If you were going to write a movie script about Game 1 of the 2013 NHL Stanley Cup Finals, it would probably start off with the visiting team jumping out to an early lead, possibly even a two-goal advantage. The crowd would be taken out of the game because of the deficit. The home team would eventually score to make it close, but then the visiting team would regain the two-goal advantage. The crowd would once again be silent.
It’s probably somewhere in the third period that you would want to write in the script that the home team scores because the visiting team turned the puck over in their own zone. This would start to bring the crowd back to life. What comes next is tricky for a movie writer. Do you let the home team score earlier and make the goalies play unbelievable down the stretch to keep the game tied? Perhaps, the game-tying goal wouldn’t come until later in the period, possibly even in the closing seconds. The first choice is the one chosen as the third goal will be scored with just less than eight minutes to go in the game.
As the goal is scored, the crowd erupts, bringing excitement and energy throughout the building. The goalies for both teams will play amazing down the stretch — blocking one-timers, break-away attempts, rebounds and slap shots. All of them kicked aside as both goalies match save for save. Finally, the third period ends and the game will go into overtime. Of course, seeing how it’s the Finals, why not make the game keep going. Since it’s not over until one team scores, let’s make it go through several overtime periods. The crowd will “ooh” and “awe” with every shot and every save. There will be collective gasps as well as sighs of relief. Then, finally, just when you least expect it, the game-winning goal will be scored by the home team. However, it will not be just any goal. This goal will be the result of a shot from the blue line that will be deflected in front of the net by a teammate, and then the puck will ricochet off of a defenders skate. That’s how the home team will overcome a two-goal deficit to win Game 1 of the Stanley Cup Finals.
If presented with this story in a movie format, most hockey fans would say “only Hollywood could come up with something that crazy.” Looking back on Game 1 and seeing all the scenarios given, it still seems impossible. The Chicago Blackhawks, playing at home, were in a 2-0 hole and then a 3-1 hole against Tuukka Rask, the hottest goalie on the planet. The Boston Bruins goalie had only allowed 1.70 goals against coming into the Finals, and he had only allowed two goals in the four-game sweep of the Pittsburgh Penguins. The Blackhawks, the best team in the NHL all season, had proven they could come back, but most people watching the game didn’t think it would happen against the Bruins in Game 1.
Not only did it happen, but it happened in Hollywood-like fashion. Not only did Chicago come back and win Game 1, but they did it triple overtime. Right as the clock was hitting midnight in Chicago, Andrew Shaw scored the game winner for the Blackhawks. Obviously, Chicago’s bench erupted with jubilation, while the Boston players were trying to figure out what just happened. Primed and poised to steal Game 1 on Chicago’s home ice, the Bruins walked away empty handed.

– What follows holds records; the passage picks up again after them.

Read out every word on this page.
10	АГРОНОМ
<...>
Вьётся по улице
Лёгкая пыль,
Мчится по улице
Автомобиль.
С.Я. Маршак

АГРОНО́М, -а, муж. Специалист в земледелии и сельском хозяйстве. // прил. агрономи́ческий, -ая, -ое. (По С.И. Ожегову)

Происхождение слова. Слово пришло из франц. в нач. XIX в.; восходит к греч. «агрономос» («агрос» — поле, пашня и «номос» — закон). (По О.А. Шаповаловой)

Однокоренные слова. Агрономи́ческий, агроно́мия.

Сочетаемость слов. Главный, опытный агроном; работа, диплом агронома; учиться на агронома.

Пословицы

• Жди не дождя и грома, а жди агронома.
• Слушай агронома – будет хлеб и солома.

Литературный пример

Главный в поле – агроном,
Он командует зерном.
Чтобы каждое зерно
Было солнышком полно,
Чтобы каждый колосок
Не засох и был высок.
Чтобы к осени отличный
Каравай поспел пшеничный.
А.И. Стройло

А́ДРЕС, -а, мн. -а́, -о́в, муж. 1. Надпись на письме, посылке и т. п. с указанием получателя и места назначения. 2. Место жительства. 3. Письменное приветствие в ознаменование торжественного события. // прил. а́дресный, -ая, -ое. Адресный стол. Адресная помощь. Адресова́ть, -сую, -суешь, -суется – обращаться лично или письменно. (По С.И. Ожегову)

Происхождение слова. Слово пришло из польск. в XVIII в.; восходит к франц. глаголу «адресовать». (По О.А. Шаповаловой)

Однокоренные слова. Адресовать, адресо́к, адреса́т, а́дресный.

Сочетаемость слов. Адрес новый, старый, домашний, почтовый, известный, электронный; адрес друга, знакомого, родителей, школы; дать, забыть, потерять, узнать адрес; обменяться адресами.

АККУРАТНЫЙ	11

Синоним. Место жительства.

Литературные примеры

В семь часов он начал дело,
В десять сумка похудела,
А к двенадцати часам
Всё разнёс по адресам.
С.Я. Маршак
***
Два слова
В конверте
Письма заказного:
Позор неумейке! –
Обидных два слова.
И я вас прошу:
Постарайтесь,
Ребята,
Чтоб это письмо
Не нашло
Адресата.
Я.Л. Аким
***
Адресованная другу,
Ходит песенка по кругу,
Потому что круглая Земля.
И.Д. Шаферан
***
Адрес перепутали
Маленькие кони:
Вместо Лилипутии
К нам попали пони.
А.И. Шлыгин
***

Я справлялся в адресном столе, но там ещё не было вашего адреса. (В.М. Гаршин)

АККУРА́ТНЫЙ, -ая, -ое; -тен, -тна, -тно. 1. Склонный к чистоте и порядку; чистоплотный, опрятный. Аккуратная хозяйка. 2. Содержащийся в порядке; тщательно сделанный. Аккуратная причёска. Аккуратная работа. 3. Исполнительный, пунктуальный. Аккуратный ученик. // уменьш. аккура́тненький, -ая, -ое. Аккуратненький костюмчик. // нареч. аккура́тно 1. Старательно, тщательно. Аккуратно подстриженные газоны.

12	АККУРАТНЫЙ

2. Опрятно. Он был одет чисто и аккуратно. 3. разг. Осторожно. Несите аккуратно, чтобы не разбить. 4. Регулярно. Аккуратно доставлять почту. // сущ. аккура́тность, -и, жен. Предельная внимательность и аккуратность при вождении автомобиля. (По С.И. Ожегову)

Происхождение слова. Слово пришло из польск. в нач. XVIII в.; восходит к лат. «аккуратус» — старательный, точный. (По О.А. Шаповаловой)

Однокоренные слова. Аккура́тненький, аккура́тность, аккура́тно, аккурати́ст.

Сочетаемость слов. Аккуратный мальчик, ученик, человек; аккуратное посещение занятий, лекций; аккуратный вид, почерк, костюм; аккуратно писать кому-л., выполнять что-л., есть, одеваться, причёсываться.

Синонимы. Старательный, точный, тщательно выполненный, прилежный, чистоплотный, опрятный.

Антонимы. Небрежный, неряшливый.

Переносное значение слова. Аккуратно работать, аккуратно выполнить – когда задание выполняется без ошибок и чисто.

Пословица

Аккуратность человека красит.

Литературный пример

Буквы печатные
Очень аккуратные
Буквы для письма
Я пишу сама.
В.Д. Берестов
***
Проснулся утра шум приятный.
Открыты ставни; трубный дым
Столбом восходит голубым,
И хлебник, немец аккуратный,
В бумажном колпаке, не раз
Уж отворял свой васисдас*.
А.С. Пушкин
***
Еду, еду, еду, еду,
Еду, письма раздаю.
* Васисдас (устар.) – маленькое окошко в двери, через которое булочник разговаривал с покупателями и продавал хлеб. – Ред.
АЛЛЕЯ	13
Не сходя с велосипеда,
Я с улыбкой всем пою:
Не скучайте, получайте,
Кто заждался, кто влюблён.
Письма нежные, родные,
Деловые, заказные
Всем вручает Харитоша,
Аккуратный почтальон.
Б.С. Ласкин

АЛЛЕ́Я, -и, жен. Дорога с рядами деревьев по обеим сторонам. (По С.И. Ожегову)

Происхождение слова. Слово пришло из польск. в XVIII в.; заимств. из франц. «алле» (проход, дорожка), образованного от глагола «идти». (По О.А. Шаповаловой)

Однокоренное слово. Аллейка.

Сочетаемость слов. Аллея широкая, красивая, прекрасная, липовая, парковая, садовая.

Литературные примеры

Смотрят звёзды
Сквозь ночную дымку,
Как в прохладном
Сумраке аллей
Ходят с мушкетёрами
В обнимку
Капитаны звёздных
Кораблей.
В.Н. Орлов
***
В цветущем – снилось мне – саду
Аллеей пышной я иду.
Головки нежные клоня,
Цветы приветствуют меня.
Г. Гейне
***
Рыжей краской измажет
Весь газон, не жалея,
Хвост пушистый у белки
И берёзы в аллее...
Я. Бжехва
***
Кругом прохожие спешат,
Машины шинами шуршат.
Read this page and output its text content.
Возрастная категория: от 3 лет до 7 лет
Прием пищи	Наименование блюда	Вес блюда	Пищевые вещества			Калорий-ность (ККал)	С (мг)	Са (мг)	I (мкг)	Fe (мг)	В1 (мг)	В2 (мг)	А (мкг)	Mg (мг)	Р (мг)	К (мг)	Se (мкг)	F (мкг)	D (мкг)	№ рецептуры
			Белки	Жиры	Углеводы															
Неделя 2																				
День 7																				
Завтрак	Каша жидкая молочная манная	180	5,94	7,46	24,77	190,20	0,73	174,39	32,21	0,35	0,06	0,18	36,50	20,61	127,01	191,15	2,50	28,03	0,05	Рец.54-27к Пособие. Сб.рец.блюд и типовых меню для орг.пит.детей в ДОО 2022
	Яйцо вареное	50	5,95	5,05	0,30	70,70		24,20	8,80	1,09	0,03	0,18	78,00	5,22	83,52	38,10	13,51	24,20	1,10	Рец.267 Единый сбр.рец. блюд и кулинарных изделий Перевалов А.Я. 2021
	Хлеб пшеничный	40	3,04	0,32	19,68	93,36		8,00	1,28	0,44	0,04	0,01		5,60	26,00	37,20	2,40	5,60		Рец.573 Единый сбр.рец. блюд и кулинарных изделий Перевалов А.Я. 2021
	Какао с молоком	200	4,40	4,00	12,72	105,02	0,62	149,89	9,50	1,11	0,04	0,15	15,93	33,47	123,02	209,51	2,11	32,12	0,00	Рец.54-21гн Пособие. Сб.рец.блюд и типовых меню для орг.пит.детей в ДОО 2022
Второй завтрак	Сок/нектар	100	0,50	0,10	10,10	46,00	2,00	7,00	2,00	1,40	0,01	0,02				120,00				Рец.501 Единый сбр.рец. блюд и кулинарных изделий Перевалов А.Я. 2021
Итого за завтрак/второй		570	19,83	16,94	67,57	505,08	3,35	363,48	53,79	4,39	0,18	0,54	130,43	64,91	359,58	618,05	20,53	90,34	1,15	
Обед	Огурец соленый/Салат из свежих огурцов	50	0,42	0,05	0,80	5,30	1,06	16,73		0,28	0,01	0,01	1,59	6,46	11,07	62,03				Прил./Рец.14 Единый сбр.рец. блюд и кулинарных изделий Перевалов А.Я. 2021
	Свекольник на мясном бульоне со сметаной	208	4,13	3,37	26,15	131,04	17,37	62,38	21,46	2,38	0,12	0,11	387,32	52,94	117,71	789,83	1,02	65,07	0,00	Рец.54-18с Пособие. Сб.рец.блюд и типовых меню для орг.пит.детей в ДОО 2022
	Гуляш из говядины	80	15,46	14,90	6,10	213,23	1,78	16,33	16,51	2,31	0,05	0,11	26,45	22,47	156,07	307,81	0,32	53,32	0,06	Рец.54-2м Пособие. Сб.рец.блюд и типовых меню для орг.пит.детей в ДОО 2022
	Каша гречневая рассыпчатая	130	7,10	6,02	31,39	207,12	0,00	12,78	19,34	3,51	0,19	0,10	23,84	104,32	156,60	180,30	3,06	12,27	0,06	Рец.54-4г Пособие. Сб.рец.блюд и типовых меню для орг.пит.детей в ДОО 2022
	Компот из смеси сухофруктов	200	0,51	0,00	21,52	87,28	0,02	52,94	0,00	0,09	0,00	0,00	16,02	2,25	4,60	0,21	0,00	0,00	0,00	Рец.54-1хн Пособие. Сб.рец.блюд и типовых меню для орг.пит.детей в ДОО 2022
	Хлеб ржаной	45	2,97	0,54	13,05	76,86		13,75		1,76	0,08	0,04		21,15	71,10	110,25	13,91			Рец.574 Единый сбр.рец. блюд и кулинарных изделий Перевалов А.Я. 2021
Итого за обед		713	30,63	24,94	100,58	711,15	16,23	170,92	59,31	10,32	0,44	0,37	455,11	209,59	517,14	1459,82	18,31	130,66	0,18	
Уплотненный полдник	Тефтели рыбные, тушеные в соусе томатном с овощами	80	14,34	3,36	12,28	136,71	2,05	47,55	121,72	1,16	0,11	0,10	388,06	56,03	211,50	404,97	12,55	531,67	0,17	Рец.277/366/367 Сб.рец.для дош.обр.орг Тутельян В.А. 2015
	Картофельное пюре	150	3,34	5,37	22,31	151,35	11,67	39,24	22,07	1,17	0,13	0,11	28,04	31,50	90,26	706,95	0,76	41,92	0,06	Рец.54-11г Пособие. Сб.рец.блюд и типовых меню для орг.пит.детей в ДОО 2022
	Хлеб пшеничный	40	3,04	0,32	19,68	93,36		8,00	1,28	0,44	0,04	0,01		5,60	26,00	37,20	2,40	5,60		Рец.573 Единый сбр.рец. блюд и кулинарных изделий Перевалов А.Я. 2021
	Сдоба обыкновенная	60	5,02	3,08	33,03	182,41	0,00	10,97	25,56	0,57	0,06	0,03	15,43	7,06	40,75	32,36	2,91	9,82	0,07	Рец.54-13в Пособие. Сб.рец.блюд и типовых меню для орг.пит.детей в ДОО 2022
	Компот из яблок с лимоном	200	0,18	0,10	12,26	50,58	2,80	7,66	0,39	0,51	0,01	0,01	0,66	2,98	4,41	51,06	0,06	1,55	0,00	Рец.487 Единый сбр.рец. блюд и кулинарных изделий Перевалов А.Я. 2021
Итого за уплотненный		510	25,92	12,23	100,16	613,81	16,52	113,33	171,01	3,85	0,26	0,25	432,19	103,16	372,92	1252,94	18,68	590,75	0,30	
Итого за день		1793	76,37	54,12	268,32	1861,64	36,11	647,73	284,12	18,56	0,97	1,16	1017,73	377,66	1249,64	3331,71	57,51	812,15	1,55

The fifth longest game in Stanley Cup Finals history will go down as an instant classic. It was a night in which both goaltenders played remarkable. Corey Crawford matched Rask save for save, and you hated to see the game end. I think I speak for hockey fans around the world when I say, “Can we please get a sequel to this presentation, please?” I think most hockey fans would agree that sooner would be better than later. Either way, if the rest of the series is half as good as Game 1, buckle up because the hockey world is in for a crazy ride.